METHODS: For our purpose, a cohort was used for the construction of the model, and later it was validated with another cohort, independent of the first one. The model construction cohort was generated by collecting information on effluent samples for the first 6 months of 2015. Using Multistix ® 10 SG Siemens test strips for leukocyte detection (value 0 = 0-15 L / μl, value 1 = 16-70, value 2 = 71-125 L / μl and value 3 = 126-500 L / μl). Subsequently, each sample was evaluated according to the gold standard: number of leukocytes, percentage of PMN, and a microbiological culture. Other variables collected were: age, sex, number of previous peritonitis, cloudy fluid (no/yes/doubtful), self-reported abdominal pain (yes/no) and diabetes (yes/no). The construction of the MUL+PA model, was based on the high association between the Multistix strips and the PI. To the values of the modified chromatic scale (MULTISTIX [0-1-2-3]) it was added one point if the patient reported pain (PAin +1). So, MUL+PA took values from 0 to 4. During the second 6 months of 2015, a new cohort was created, similarly and with identical variables. The MUL+PA model was applied to each sample of peritoneal effluent, and leukocyte cell count and percentage of PMN were determined.
RESULTS: The model construction cohort included 134 samples, 34 of them had infection (25.4% [17.6-33.1]). Mean age 64.6±13.0 years, 66% men. Positive samples (peritonitis) showed significantly more pain, more cloudy effluent and more intense color in the Multistix strips.
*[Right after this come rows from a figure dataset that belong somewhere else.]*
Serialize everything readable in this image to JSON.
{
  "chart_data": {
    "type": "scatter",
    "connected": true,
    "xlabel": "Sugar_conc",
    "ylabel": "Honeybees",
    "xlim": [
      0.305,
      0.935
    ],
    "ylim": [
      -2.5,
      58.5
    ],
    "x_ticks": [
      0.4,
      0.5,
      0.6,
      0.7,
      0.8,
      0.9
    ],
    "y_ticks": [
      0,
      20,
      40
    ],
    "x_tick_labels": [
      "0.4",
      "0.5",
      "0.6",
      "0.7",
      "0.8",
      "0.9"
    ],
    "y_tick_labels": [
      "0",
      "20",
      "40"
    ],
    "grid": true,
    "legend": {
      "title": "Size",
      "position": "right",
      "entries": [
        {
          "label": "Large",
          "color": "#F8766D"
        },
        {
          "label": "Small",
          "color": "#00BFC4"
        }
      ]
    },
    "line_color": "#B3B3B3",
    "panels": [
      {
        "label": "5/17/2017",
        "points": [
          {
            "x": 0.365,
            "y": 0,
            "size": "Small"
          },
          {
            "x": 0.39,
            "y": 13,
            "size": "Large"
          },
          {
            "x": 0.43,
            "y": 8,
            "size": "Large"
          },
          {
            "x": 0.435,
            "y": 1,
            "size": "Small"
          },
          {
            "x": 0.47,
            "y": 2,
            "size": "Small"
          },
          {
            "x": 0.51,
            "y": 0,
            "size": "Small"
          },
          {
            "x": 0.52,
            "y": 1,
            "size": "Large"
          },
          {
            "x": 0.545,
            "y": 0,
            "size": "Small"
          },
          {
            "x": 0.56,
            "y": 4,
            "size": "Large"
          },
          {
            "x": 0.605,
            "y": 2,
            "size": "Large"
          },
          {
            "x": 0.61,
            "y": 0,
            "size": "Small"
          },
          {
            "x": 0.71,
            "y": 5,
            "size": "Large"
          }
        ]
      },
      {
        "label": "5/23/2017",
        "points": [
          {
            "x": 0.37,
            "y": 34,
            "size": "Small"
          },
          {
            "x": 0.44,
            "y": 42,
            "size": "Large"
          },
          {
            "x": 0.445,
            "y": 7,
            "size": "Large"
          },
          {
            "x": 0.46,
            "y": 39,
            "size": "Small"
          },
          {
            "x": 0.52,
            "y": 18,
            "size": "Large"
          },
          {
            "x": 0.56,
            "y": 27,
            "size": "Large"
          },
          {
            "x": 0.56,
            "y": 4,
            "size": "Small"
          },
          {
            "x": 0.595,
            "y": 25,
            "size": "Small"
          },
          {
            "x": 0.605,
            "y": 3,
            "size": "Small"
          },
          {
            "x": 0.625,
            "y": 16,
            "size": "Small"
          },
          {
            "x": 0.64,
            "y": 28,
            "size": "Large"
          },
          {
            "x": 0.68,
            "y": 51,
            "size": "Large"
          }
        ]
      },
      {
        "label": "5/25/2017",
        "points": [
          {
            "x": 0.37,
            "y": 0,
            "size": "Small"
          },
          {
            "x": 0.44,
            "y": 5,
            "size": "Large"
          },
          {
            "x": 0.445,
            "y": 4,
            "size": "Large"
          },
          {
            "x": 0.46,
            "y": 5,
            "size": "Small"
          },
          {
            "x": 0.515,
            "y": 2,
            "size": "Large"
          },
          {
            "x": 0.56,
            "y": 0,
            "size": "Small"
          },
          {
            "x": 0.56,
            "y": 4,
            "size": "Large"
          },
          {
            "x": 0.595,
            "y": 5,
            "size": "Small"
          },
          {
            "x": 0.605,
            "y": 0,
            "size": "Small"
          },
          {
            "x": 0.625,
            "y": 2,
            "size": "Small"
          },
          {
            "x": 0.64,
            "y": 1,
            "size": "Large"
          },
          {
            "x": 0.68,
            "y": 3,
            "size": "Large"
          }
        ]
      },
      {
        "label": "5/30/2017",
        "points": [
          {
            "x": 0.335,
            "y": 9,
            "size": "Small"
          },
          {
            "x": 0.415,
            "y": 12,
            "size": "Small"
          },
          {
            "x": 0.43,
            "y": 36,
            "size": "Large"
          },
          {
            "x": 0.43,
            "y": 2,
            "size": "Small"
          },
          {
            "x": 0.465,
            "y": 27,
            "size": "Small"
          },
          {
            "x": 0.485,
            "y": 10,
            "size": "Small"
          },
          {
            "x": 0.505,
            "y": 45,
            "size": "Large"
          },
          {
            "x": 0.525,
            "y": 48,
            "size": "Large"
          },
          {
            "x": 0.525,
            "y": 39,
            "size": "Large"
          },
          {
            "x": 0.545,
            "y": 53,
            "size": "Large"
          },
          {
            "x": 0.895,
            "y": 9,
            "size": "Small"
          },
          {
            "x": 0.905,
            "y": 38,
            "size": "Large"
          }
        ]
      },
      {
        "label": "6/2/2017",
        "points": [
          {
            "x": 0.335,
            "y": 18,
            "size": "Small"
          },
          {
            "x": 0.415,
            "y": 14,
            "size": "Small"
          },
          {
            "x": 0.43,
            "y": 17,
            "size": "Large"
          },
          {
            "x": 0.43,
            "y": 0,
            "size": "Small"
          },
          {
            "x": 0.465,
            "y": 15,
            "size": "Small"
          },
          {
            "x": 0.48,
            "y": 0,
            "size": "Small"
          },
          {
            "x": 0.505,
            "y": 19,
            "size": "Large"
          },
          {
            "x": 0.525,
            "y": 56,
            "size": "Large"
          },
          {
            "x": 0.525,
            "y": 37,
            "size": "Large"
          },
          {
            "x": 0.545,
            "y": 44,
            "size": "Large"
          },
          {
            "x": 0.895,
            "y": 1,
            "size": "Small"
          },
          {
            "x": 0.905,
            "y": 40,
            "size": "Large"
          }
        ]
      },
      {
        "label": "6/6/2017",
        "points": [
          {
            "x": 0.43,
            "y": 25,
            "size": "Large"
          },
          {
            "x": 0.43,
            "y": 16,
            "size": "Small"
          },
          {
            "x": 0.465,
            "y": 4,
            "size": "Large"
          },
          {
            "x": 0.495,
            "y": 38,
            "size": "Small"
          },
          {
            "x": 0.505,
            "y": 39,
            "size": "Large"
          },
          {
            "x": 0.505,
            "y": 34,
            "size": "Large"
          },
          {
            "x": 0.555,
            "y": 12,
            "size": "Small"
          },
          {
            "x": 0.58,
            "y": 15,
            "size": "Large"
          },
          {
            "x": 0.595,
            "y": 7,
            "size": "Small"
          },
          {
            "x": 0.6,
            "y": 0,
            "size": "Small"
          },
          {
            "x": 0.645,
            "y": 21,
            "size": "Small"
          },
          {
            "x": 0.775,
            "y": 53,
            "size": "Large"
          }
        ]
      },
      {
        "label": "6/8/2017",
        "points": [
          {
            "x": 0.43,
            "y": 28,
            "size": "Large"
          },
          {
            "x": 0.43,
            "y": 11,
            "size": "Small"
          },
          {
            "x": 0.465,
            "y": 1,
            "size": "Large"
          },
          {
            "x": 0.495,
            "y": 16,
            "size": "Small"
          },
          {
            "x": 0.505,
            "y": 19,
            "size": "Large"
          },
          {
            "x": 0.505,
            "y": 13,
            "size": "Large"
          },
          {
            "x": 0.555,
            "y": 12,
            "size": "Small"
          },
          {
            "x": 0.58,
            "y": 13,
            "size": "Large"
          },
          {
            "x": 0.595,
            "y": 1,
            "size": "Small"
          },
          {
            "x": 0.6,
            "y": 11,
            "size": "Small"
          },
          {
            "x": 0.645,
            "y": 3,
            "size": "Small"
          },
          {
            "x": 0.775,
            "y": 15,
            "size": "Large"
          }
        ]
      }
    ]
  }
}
In the construction cohort, samples with a MUL+PA value greater than 1, presented a sensitivity and specificity of 100%. The validation cohort included 100 samples with 16 infections (16% [8.3-23.7]). Both cohorts were similar, with a lower presence of diabetes in the validation cohort. In the validation cohort assuming as positive a sample with a value of MUL+PA greater than 1, a sensitivity of 100% and a specificity of 95.2% were obtained. Area under the ROC curve in the construction and validation cohort were respectively 1 and 0.997 (0.991-1).
CONCLUSIONS: The multi-component model MUL+PA applied in the construction cohort, showed a perfect separation of the positive and negative populations, typical of a gold standard test. All the positive patients presented a score equal to or greater than two, while all the negative patients had a score equal to or less than one. In the validation cohort, the MUL+PA model presented a sensitivity of 100% and a specificity of 95.2%. This is an acceptable error, taking into account that in daily clinical practice "the perfect diagnostic test does not exist".